Preparing for Worship

by | Jul 1, 2022 | Uncategorized

Preparing For Worship – Jonathan McGregor.

 

In the last year of his life, Soren Kierkegaard stopped going to church. In the 1850s, in Copenhagen, Denmark, everyone went to church. Kierkegaard made himself conspicuous, drinking his coffee at a café in full view of the good people piling into the pews. If you were Danish, then you were Christian; your citizenship was conferred at your (infant) baptism, and church was just something you did. Unless you were an atheist (though, legally, you’d want to keep that under your hat) or a Moravian, whose unlicensed and impassioned meetings were held outside the city’s majestic cathedrals.

But Kierkegaard was neither. He was a controversial author, a theologian without a pulpit or professorship, the subject of whispered rumors and the butt of printed jokes. His father had taken him to Moravian meetings as a child, and their fervor for the Bible rubbed off on him, but he’d never joined them. He couldn’t call himself an atheist, for that would require certainty, and the whole problem was his uncertainty.

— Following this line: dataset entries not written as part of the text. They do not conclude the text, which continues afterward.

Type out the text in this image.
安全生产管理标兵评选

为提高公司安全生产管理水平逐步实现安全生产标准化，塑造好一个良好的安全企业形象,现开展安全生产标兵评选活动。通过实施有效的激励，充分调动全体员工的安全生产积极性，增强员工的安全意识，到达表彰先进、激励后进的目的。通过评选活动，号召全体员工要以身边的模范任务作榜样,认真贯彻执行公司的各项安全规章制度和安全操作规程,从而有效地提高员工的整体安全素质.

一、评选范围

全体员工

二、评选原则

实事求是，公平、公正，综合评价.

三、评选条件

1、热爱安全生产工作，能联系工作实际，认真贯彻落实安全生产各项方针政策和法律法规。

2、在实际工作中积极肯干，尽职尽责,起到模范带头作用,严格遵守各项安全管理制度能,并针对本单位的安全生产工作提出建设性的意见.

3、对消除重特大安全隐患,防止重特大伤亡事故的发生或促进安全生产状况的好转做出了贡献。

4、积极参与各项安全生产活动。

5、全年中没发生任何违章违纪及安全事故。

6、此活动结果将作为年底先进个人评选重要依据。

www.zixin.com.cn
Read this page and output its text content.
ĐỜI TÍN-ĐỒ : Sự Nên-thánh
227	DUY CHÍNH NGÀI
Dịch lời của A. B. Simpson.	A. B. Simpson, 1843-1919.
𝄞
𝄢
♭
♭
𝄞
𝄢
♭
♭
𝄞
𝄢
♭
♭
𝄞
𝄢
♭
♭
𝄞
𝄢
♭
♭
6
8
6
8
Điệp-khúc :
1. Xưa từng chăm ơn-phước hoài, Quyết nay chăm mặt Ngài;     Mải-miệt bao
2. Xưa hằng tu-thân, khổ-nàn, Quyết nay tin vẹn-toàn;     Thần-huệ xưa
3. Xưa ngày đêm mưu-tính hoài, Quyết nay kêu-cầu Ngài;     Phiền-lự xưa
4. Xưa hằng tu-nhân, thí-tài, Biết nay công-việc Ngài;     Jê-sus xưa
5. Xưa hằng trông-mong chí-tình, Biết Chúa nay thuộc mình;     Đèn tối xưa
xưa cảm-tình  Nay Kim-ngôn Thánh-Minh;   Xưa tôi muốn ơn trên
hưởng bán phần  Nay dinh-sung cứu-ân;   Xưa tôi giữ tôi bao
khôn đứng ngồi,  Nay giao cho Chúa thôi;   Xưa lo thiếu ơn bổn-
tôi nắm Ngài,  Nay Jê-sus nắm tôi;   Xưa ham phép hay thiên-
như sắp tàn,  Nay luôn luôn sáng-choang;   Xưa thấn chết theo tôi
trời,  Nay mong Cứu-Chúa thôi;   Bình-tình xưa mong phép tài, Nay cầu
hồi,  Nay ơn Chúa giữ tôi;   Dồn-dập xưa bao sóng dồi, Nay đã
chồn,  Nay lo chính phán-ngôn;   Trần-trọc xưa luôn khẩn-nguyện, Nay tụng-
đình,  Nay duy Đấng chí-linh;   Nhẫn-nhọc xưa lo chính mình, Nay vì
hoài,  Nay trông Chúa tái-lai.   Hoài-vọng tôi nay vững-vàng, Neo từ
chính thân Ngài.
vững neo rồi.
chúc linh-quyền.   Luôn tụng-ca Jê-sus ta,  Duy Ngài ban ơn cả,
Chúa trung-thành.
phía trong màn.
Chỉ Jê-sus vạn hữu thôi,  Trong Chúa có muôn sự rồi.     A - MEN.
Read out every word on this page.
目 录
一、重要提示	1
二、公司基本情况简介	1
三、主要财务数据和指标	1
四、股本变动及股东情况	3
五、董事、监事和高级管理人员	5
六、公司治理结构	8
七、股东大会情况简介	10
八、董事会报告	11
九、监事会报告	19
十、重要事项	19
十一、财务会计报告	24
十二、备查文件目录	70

Soren Kierkegaard was not at church because he could not say for certain whether or not he was a Christian. All these others streaming in the doors of the churches seemed so sure. But when Kierkegaard looked at Jesus and his disciples in the New Testament, and then he turned his eyes to the beautiful buildings filled with good, nice people and presided over by government-sanctioned clergy, he could not make the two pictures line up. What did it mean to be a Christian anyway? Surely the Danish Church’s too-easy answer was unsatisfying. But if you couldn’t say what a Christian was, how could you know you were one?

So he drank his coffee. And he wrote, pressing the question of what it means to be a Christian on his neighbors.

He would put the question to us as well: What are we here for? If it is merely to participate in the accepted Sunday activity of our class and culture, Kierkegaard would nudge us to look again at those disciples, those witnesses sent out with “no purse, no bag, no sandals,” barefoot walking on snakes and scorpions, sheep among wolves. What were they about?

Careful. If we look closely enough, we might get caught up in it — in Him. After all, as Kierkegaard says somewhere, you can’t catch hold of the truth. The truth catches hold of you.